The usages of unsafeCoerce
which are more difficult to justify are those inside every call to readUChan
and writeUChan
.
run (send i j) cs = let chanToSend = lookupUChan i cs in let chanToWriteOn = lookupUChan (wk/ i j) cs in writeUChan chanToWriteOn chanToSend >> return (tt , unsafeCoerce (all-rm i cs)) -- return (tt , all-ud j (all-rm i cs) chanToWriteOn)
receive i
receives a channel from channel i
and allows/forces the continuation to also take care of it.
run (receive i) cs = let chanToReadFrom = lookupUChan i cs in readUChan chanToReadFrom >>= λ receivedChan → return (tt , (unsafeCoerce cs ,̇ receivedChan))
accept i a p
forks a process that waits for channels: whenever one is received it spawns a new copy of the server p
along it.
run (accept i a p) cs = forkIO server >> return (tt , all-rm i cs) where c = lookupUChan i cs service : UChan → IO _ service n = run p (all-ud i cs n) >> return ⟨⟩ server : IO C.<> server = readUChan c >>= λ n → forkIO (service n) >> server
connect i p
creates a channel and sends it along channel i
, which is (or should be) shared by construction with a server, then it becomes process p
.
run (connect i p) cs = newChan >>= λ n → writeUChan (lookupUChan i cs) n >> run p (all-ud i cs n)
wont i
avoids starting the client/server interaction with the server which waits for channels on i
.
run (wont i) cs = return (tt , all-rm i cs)
twice i
duplicates the server which waits for channels on i
.
run (twice i) cs = return (tt , (cs ,̇ lookupUChan i cs))
write i x
writes x
on channel i
.
run (write i x) cs = let c = lookupUChan i cs in writeUChan c x >> return (tt , unsafeCoerce cs)
read i
reads from i
and returns what it read.
run (read i) cs = let c = lookupUChan i cs in readUChan c >>= λ x → return (x , unsafeCoerce cs)
end i
terminates the (sub)session
run (end/ i r) cs = return (r , all-rm i cs)
at/ i o
simply returns o
.
run (at/ i o) cs = return (o , unsafeCoerce cs)
corec
enters a loop whose body is contained in gp
: the coiteration will possibly be exited whenever the value the process returns is inl x
for some x
.
run (corec i o gp) cs = aux o where aux = λ o → run (snd (gp o)) (unsafeCoerce cs) >>= uc ⊎.[ cu return , (λ o _ → aux o) ]

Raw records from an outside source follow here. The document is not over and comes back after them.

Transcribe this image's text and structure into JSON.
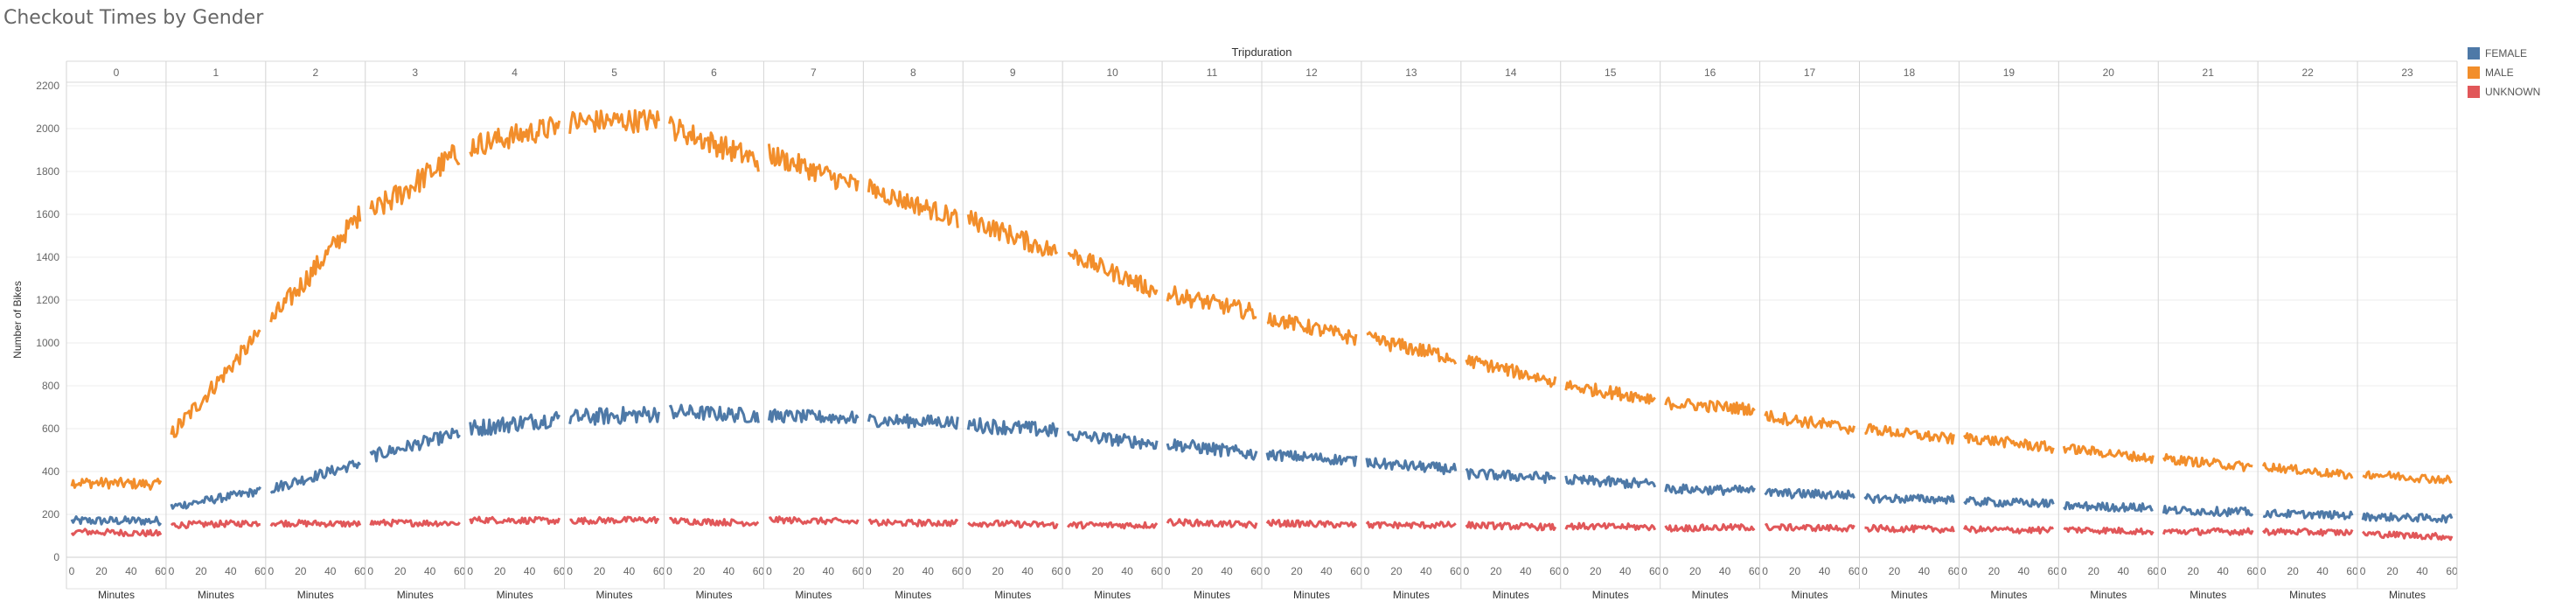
{
  "title": "Checkout Times by Gender",
  "chart_data": {
    "type": "line",
    "title": "Checkout Times by Gender",
    "column_header": "Tripduration",
    "panels": [
      "0",
      "1",
      "2",
      "3",
      "4",
      "5",
      "6",
      "7",
      "8",
      "9",
      "10",
      "11",
      "12",
      "13",
      "14",
      "15",
      "16",
      "17",
      "18",
      "19",
      "20",
      "21",
      "22",
      "23"
    ],
    "xlabel": "Minutes",
    "ylabel": "Number of Bikes",
    "ylim": [
      0,
      2200
    ],
    "y_ticks": [
      0,
      200,
      400,
      600,
      800,
      1000,
      1200,
      1400,
      1600,
      1800,
      2000,
      2200
    ],
    "x_ticks": [
      0,
      20,
      40,
      60
    ],
    "xlim": [
      0,
      60
    ],
    "grid": true,
    "legend": "right",
    "series": [
      {
        "name": "FEMALE",
        "color": "#4e79a7",
        "start": [
          170,
          235,
          320,
          470,
          600,
          650,
          680,
          660,
          640,
          620,
          570,
          530,
          480,
          440,
          390,
          360,
          320,
          300,
          275,
          260,
          240,
          220,
          205,
          190
        ],
        "end": [
          170,
          310,
          440,
          580,
          650,
          670,
          660,
          650,
          630,
          590,
          530,
          480,
          450,
          410,
          370,
          340,
          310,
          290,
          270,
          250,
          230,
          210,
          195,
          180
        ],
        "noise": [
          20,
          20,
          25,
          30,
          40,
          40,
          35,
          30,
          30,
          35,
          30,
          30,
          25,
          25,
          25,
          25,
          22,
          22,
          20,
          20,
          20,
          20,
          18,
          18
        ]
      },
      {
        "name": "MALE",
        "color": "#f28e2b",
        "start": [
          350,
          570,
          1100,
          1600,
          1920,
          2030,
          2010,
          1880,
          1720,
          1580,
          1420,
          1230,
          1120,
          1020,
          920,
          800,
          720,
          660,
          600,
          560,
          510,
          460,
          425,
          390
        ],
        "end": [
          340,
          1050,
          1600,
          1890,
          2010,
          2040,
          1850,
          1730,
          1580,
          1420,
          1240,
          1140,
          1020,
          930,
          820,
          740,
          690,
          600,
          550,
          510,
          460,
          420,
          380,
          360
        ],
        "noise": [
          25,
          40,
          50,
          60,
          55,
          55,
          55,
          50,
          45,
          45,
          40,
          40,
          35,
          35,
          30,
          30,
          28,
          28,
          25,
          25,
          22,
          22,
          20,
          20
        ]
      },
      {
        "name": "UNKNOWN",
        "color": "#e15759",
        "start": [
          120,
          150,
          160,
          160,
          175,
          170,
          170,
          175,
          160,
          160,
          150,
          165,
          160,
          150,
          150,
          145,
          135,
          140,
          135,
          130,
          130,
          120,
          120,
          110
        ],
        "end": [
          110,
          160,
          155,
          160,
          170,
          175,
          160,
          165,
          160,
          150,
          150,
          150,
          150,
          150,
          140,
          140,
          140,
          135,
          130,
          125,
          120,
          120,
          115,
          95
        ],
        "noise": [
          15,
          15,
          15,
          15,
          15,
          15,
          15,
          15,
          15,
          15,
          15,
          15,
          15,
          15,
          15,
          15,
          15,
          15,
          15,
          15,
          15,
          15,
          15,
          15
        ]
      }
    ]
  }
}
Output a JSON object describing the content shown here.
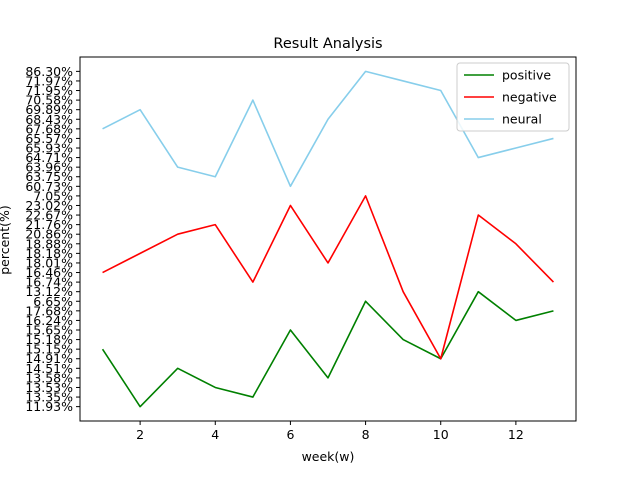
{
  "chart_data": {
    "type": "line",
    "title": "Result Analysis",
    "xlabel": "week(w)",
    "ylabel": "percent(%)",
    "x": [
      1,
      2,
      3,
      4,
      5,
      6,
      7,
      8,
      9,
      10,
      11,
      12,
      13
    ],
    "xticks": [
      2,
      4,
      6,
      8,
      10,
      12
    ],
    "xlim": [
      0.4,
      13.6
    ],
    "y_categories": [
      "11.93%",
      "13.35%",
      "13.53%",
      "13.58%",
      "14.51%",
      "14.91%",
      "15.15%",
      "15.18%",
      "15.65%",
      "16.24%",
      "17.68%",
      "6.65%",
      "13.12%",
      "16.74%",
      "16.46%",
      "18.01%",
      "18.18%",
      "18.88%",
      "20.86%",
      "21.76%",
      "22.67%",
      "23.02%",
      "7.05%",
      "60.73%",
      "63.75%",
      "63.96%",
      "64.71%",
      "65.93%",
      "65.57%",
      "67.68%",
      "68.43%",
      "69.89%",
      "70.58%",
      "71.95%",
      "71.97%",
      "86.30%"
    ],
    "ylim": [
      -1.5,
      36.5
    ],
    "legend": "upper-right",
    "series": [
      {
        "name": "positive",
        "color": "#008000",
        "values": [
          "15.15%",
          "11.93%",
          "14.51%",
          "13.53%",
          "13.35%",
          "15.65%",
          "13.58%",
          "6.65%",
          "15.18%",
          "14.91%",
          "13.12%",
          "16.24%",
          "17.68%"
        ]
      },
      {
        "name": "negative",
        "color": "#ff0000",
        "values": [
          "16.46%",
          "18.18%",
          "20.86%",
          "21.76%",
          "16.74%",
          "23.02%",
          "18.01%",
          "7.05%",
          "13.12%",
          "14.91%",
          "22.67%",
          "18.88%",
          "16.74%"
        ]
      },
      {
        "name": "neural",
        "color": "#87ceeb",
        "values": [
          "67.68%",
          "69.89%",
          "63.96%",
          "63.75%",
          "70.58%",
          "60.73%",
          "68.43%",
          "86.30%",
          "71.97%",
          "71.95%",
          "64.71%",
          "65.93%",
          "65.57%"
        ]
      }
    ]
  }
}
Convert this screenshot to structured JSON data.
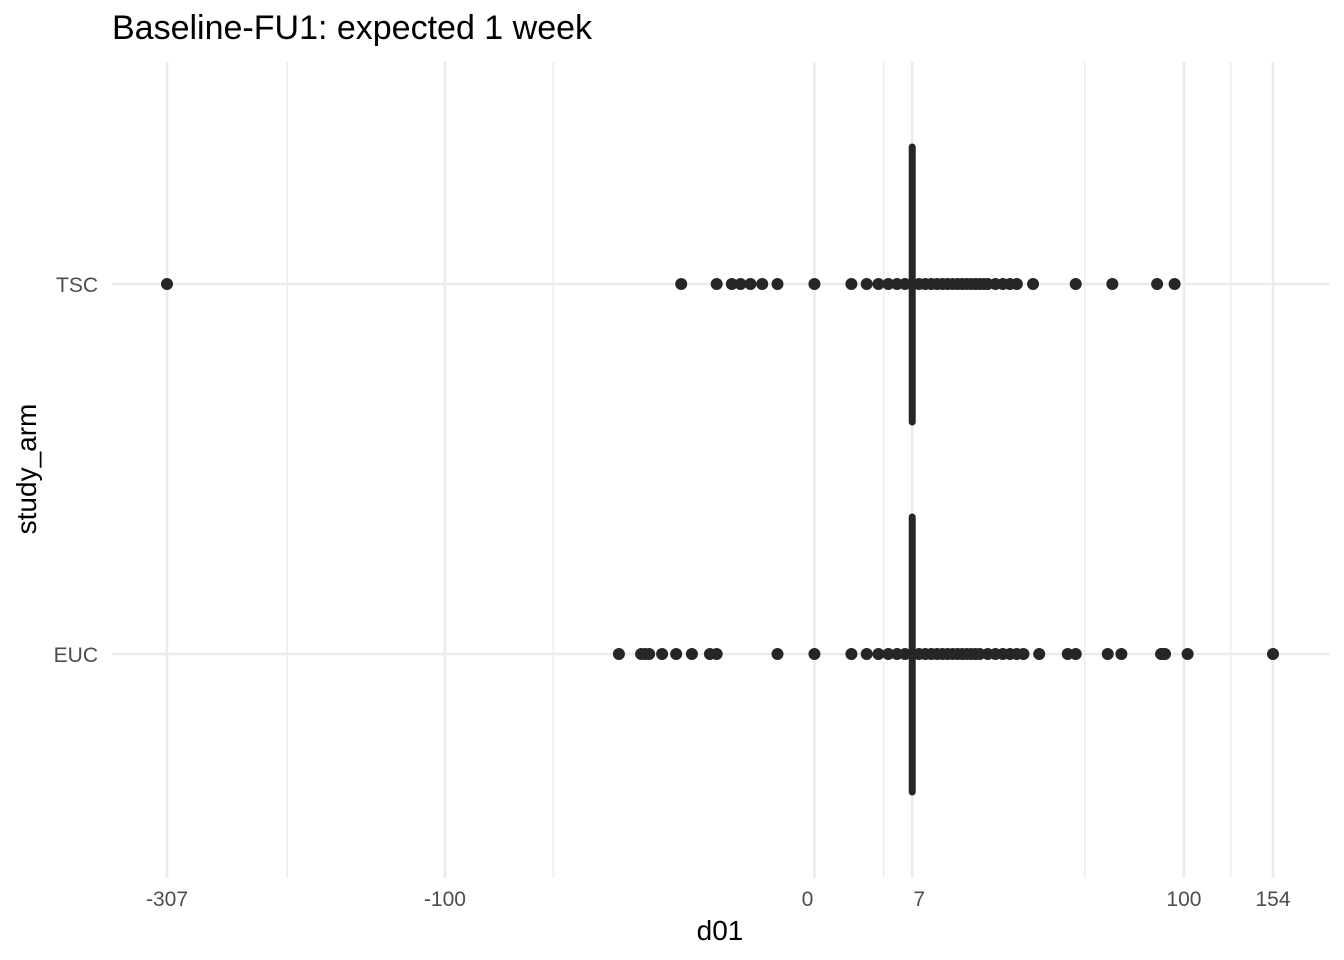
{
  "chart_data": {
    "type": "scatter",
    "title": "Baseline-FU1: expected 1 week",
    "xlabel": "d01",
    "ylabel": "study_arm",
    "xlim": [
      -307,
      154
    ],
    "x_breaks": [
      -307,
      -100,
      0,
      7,
      100,
      154
    ],
    "x_tick_labels": [
      "-307",
      "-100",
      "0",
      "7",
      "100",
      "154"
    ],
    "x_minor_breaks": [
      -203.5,
      -50,
      3.5,
      53.5,
      127
    ],
    "categories": [
      "TSC",
      "EUC"
    ],
    "reference_line": 7,
    "grid": true,
    "legend": "none",
    "series": [
      {
        "category": "TSC",
        "x": [
          -307,
          -13,
          -7,
          -5,
          -4,
          -3,
          -2,
          -1,
          0,
          1,
          2,
          3,
          4,
          5,
          6,
          7,
          8,
          9,
          10,
          11,
          12,
          13,
          14,
          15,
          16,
          17,
          18,
          19,
          20,
          21,
          22,
          24,
          26,
          28,
          30,
          35,
          50,
          65,
          86,
          95
        ]
      },
      {
        "category": "EUC",
        "x": [
          -28,
          -22,
          -21,
          -20,
          -17,
          -14,
          -11,
          -8,
          -7,
          -1,
          0,
          1,
          2,
          3,
          4,
          5,
          6,
          7,
          8,
          9,
          10,
          11,
          12,
          13,
          14,
          15,
          16,
          17,
          18,
          19,
          20,
          22,
          24,
          26,
          28,
          30,
          32,
          37,
          47,
          50,
          63,
          69,
          88,
          89,
          90,
          102,
          154
        ]
      }
    ],
    "colors": {
      "points": "#262626",
      "grid": "#ebebeb",
      "tick_text": "#4d4d4d",
      "text": "#000000",
      "background": "#ffffff"
    }
  }
}
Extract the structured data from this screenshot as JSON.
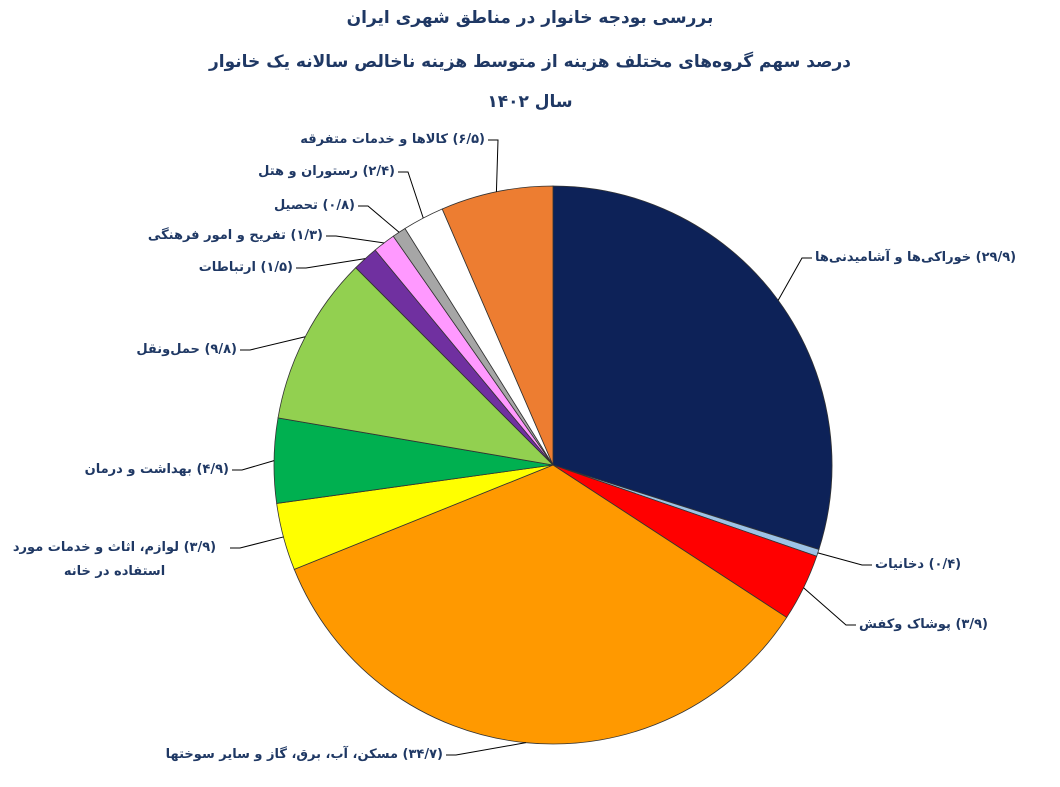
{
  "chart_data": {
    "type": "pie",
    "title": "بررسی بودجه خانوار در مناطق شهری ایران",
    "subtitle": "درصد سهم گروه‌های مختلف هزینه از متوسط هزینه ناخالص سالانه یک خانوار",
    "period": "سال ۱۴۰۲",
    "categories": [
      "خوراکی‌ها و آشامیدنی‌ها",
      "دخانیات",
      "پوشاک وکفش",
      "مسکن، آب، برق، گاز و سایر سوختها",
      "لوازم، اثاث و خدمات مورد استفاده در خانه",
      "بهداشت و درمان",
      "حمل‌ونقل",
      "ارتباطات",
      "تفریح و امور فرهنگی",
      "تحصیل",
      "رستوران و هتل",
      "کالاها و خدمات متفرقه"
    ],
    "values": [
      29.9,
      0.4,
      3.9,
      34.7,
      3.9,
      4.9,
      9.8,
      1.5,
      1.3,
      0.8,
      2.4,
      6.5
    ],
    "value_labels": [
      "(۲۹/۹)",
      "(۰/۴)",
      "(۳/۹)",
      "(۳۴/۷)",
      "(۳/۹)",
      "(۴/۹)",
      "(۹/۸)",
      "(۱/۵)",
      "(۱/۳)",
      "(۰/۸)",
      "(۲/۴)",
      "(۶/۵)"
    ],
    "colors": [
      "#0d2258",
      "#9dc3e6",
      "#ff0000",
      "#ff9900",
      "#ffff00",
      "#00b050",
      "#92d050",
      "#7030a0",
      "#ff99ff",
      "#a6a6a6",
      "#ffffff",
      "#ed7d31"
    ]
  }
}
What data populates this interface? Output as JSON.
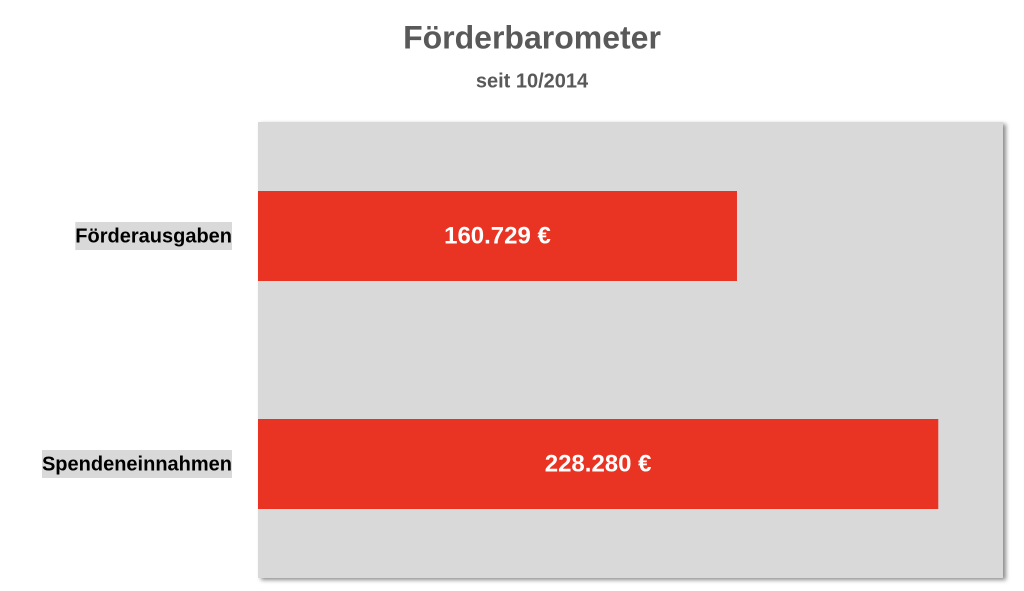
{
  "chart_data": {
    "type": "hbar",
    "title": "Förderbarometer",
    "subtitle": "seit 10/2014",
    "categories": [
      "Förderausgaben",
      "Spendeneinnahmen"
    ],
    "values": [
      160729,
      228280
    ],
    "value_labels": [
      "160.729 €",
      "228.280 €"
    ],
    "color": "#e93323",
    "xlim": [
      0,
      250000
    ]
  }
}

Closed processes describe IO computations.
run[] : ∀ {X} → IOProc X → IO X run[] P = mapIO fst (run P [])
Note that as the evaluator allows for processes that embed any IO
action one could easily add unwanted behaviours: the user is still free to capture a fragment of IO
to be considered safe and simply compose this evaluator after a translation phase to IO
.
For simplicity, the currently provided examples just use IO
for basic operations like suspending processes for finite amounts of time or accessing the standard output.